If you peruse the release notes, you’ll see a full explanation of everything that’s changed between the final release of 2.x (2.10.3) and the most recent release, 3.2.7. In particular, from release 3.2.2:
Better handling of drag gestures in d3.behavior.drag, d3.behavior.zoom and d3.svg.brush by not preventing default behaviors or stopping propagation. For example, mousedown now changes focus, mouseup outside an iframe works correctly, and touchstart does not stutter.
So, in V2, the drag behavior could take priority over the zoom behavior by stopping propagation on zoom events. In V3, this no longer happens automatically, giving you the choice of which behavior takes priority, and when.
If you want to give the drag behavior priority when dragging nodes, then you need to stopPropagation on input events while dragging so that these events are not simultaneously interpreted as panning by the zoom behavior. Stopping propagation on dragstart is sufficient:
var drag = d3.behavior.drag()
.on("dragstart", function() { d3.event.sourceEvent.stopPropagation(); })

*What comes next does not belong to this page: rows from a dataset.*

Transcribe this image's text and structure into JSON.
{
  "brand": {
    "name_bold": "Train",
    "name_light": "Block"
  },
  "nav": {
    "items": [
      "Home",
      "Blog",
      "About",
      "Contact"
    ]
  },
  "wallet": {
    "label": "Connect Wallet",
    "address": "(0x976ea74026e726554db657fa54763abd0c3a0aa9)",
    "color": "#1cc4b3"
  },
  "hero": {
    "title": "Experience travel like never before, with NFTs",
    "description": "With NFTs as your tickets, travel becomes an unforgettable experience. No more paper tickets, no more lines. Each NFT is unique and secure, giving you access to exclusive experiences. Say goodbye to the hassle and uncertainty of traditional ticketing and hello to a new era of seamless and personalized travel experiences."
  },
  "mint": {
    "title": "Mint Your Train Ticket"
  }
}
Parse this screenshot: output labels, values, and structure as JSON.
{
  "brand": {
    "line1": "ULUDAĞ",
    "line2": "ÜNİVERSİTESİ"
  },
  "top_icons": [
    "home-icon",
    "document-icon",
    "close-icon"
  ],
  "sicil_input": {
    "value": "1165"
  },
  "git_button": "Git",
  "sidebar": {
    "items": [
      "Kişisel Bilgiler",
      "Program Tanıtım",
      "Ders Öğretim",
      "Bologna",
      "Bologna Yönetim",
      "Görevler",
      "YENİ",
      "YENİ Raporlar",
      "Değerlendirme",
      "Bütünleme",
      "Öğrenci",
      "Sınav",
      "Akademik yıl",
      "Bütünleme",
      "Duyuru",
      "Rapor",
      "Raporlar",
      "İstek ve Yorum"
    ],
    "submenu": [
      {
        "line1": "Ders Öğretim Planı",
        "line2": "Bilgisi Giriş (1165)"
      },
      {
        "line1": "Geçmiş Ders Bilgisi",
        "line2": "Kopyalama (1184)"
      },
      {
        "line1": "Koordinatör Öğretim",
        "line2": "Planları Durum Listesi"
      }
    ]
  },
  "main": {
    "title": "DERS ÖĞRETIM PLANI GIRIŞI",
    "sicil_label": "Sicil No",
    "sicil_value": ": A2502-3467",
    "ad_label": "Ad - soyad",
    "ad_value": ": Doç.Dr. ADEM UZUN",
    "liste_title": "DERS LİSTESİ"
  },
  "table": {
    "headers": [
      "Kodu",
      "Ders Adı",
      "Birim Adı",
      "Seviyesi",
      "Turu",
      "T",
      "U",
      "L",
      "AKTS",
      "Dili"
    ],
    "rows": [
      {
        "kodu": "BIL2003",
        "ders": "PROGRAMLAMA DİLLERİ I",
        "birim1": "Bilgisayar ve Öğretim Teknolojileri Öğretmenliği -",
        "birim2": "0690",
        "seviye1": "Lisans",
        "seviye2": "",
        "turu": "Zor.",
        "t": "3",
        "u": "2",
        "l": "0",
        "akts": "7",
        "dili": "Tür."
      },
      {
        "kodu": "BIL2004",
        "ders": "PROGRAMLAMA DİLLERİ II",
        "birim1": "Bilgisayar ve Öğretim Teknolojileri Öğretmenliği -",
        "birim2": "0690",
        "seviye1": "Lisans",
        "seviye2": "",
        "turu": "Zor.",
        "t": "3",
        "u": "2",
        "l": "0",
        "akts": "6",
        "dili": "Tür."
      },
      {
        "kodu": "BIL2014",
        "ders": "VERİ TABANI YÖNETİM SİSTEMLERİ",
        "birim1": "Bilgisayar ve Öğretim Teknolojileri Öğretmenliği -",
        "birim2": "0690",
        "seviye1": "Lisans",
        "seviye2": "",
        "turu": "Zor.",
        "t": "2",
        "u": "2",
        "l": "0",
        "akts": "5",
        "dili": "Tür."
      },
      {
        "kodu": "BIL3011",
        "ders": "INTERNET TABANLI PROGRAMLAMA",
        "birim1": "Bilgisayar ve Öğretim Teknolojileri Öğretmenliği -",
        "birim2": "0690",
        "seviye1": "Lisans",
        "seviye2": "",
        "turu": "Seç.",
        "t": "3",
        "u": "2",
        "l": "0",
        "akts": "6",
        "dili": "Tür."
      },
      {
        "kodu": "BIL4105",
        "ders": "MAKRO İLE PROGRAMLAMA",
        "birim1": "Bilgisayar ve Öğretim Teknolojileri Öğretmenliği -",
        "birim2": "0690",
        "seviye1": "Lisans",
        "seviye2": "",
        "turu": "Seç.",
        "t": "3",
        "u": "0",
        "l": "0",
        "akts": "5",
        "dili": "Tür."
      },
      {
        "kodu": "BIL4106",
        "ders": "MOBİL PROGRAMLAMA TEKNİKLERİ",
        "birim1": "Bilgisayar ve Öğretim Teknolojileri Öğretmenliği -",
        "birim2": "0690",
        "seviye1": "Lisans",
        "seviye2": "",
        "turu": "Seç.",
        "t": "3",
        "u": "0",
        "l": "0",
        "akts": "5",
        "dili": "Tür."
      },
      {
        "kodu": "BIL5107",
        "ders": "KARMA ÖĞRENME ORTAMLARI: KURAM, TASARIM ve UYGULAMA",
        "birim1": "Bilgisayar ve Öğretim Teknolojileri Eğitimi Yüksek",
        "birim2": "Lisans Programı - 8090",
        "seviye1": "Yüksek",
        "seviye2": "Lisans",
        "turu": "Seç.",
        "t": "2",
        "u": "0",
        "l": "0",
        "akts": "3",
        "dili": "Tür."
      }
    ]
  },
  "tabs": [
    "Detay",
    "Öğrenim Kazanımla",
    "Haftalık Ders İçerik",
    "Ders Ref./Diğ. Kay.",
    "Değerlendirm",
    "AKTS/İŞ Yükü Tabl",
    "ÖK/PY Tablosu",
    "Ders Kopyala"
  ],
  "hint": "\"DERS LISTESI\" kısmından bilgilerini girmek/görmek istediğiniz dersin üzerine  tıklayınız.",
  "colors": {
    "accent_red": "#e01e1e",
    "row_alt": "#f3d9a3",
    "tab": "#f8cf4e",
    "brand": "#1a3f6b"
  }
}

.on("drag", function() { /* handle drag event here */ });
If using a force layout, the code is:
var drag = force.drag()
.on("dragstart", function() { d3.event.sourceEvent.stopPropagation(); });
Working example:
Note: combining these two behaviors means that gesture interpretation is ambiguous and highly sensitive to position. A click on a circle is interpreted as dragging that circle, whereas a click one pixel away could be interpreted as panning the background. A more robust method of combining these behaviors is to employ modality. For example, if the user holds down the SPACE key, clicking and dragging is interpreted as panning, rather than dragging, regardless of the click location. This approach is commonly employed in commercial software such as Adobe Photoshop.